C’était pourtant Jobs, immobile, affaibli, en position perdante, qui

donnait l’impression d’être le maître du jeu ; tel était, souligne Houellebecq

dans son texte, le profond paradoxe de cette toile. Dans son regard brillait

toujours cette flamme qui n’est pas seulement celle des prédicateurs et

des prophètes, mais aussi celle de ces inventeurs si souvent décrits par

Jules Verne. À regarder plus attentivement la position d’échecs

représentée par Martin, on se rendait compte qu’elle n’était pas

nécessairement perdante ; et que Jobs pouvait, en se lançant dans un

sacrifice de la reine, conclure en trois coups par un audacieux mat foucavalier.

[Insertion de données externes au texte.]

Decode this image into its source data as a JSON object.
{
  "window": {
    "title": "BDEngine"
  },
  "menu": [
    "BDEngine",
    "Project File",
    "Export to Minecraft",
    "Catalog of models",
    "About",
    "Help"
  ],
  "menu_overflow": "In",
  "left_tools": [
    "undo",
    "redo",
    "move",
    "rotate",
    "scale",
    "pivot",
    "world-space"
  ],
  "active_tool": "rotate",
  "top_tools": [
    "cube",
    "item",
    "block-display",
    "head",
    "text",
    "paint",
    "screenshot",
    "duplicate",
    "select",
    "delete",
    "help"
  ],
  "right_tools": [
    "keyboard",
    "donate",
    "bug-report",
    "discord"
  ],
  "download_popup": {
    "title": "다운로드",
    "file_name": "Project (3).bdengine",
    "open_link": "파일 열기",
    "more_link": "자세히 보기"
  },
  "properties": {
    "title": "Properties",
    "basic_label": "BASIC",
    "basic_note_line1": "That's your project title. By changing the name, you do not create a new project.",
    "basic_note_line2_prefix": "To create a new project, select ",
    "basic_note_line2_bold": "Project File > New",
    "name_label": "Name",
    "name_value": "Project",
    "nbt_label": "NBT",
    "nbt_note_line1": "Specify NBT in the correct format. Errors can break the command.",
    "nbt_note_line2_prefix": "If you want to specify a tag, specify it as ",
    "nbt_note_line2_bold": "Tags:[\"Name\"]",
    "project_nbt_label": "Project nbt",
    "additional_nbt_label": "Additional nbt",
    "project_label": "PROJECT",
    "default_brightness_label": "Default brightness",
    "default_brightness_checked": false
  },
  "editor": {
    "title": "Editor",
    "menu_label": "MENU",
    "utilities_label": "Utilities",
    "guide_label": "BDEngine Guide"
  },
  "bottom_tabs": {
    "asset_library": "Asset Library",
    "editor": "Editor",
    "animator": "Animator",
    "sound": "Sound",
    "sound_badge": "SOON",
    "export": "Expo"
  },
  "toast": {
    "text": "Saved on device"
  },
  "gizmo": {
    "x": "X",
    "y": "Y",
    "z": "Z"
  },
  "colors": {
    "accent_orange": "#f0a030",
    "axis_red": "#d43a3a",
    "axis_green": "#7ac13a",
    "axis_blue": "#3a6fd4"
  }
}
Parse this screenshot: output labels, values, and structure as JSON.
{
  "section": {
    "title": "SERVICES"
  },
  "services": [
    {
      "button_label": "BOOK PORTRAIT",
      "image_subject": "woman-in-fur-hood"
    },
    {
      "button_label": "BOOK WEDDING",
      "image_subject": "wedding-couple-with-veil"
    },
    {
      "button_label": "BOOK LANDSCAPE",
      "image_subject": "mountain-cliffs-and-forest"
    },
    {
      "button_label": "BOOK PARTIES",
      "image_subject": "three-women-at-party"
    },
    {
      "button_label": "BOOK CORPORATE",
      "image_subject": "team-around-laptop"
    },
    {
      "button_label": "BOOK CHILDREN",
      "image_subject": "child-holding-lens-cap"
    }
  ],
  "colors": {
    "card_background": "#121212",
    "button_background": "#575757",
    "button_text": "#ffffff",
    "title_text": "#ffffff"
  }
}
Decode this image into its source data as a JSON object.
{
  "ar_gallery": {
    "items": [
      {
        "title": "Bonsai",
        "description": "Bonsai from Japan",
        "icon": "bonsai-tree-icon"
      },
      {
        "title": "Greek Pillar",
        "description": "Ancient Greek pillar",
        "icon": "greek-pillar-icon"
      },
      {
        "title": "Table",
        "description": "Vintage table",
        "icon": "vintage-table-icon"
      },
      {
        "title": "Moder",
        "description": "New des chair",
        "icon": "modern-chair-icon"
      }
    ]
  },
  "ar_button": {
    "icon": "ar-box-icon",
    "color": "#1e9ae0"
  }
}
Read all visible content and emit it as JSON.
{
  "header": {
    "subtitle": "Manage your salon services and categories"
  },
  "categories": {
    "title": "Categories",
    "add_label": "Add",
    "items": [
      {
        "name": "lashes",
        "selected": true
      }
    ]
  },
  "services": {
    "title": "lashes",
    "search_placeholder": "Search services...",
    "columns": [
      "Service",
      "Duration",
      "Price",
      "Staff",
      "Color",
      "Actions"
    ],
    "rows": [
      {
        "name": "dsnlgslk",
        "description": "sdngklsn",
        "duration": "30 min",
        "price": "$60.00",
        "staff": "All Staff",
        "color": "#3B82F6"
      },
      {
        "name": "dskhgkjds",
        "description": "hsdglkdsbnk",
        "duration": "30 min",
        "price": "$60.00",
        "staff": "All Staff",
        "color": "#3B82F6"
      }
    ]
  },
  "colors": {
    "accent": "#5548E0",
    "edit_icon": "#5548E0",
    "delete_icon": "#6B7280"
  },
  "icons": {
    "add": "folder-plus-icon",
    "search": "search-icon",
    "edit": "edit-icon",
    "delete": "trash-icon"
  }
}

De même on avait l’impression qu’il pouvait, par l’intuition

fulgurante d’un nouveau produit, imposer subitement au marché de

nouvelles normes. Par la baie vitrée derrière les deux hommes on

distinguait un paysage de prairies, d’un vert émeraude presque surréel,

descendant en pente douce jusqu’à une rangée de falaises, où elles

rejoignaient une forêt de conifères. Plus loin l’océan Pacifique déroulait

ses vagues mordorées, interminables. Des petites filles, au loin sur la

pelouse, avaient entamé une partie de frisbee. Le soir tombait,

magnifiquement, dans l’explosion d’un soleil couchant que Martin avait

voulu presque improbable dans sa magnificence orangée, sur la Californie

du Nord, et le soir tombait sur la partie la plus avancée du monde ; c’était

cela aussi, cette tristesse indéfinie des adieux, que l’on pouvait lire dans le

regard de Jobs.

Deux partisans convaincus de l’économie de marché ; deux soutiens

résolus, aussi, du Parti démocrate, et pourtant deux facettes opposées du

capitalisme, aussi différentes entre elles qu’un banquier de Balzac pouvait

l’être d’un ingénieur de Verne. La conversation de Palo Alto, soulignait

Houellebecq en conclusion, était un sous-titre par trop modeste ; c’est

plutôt Une brève histoire du capitalisme que Jed Martin aurait pu intituler

son tableau ; car c’est bien cela qu’il était, en effet.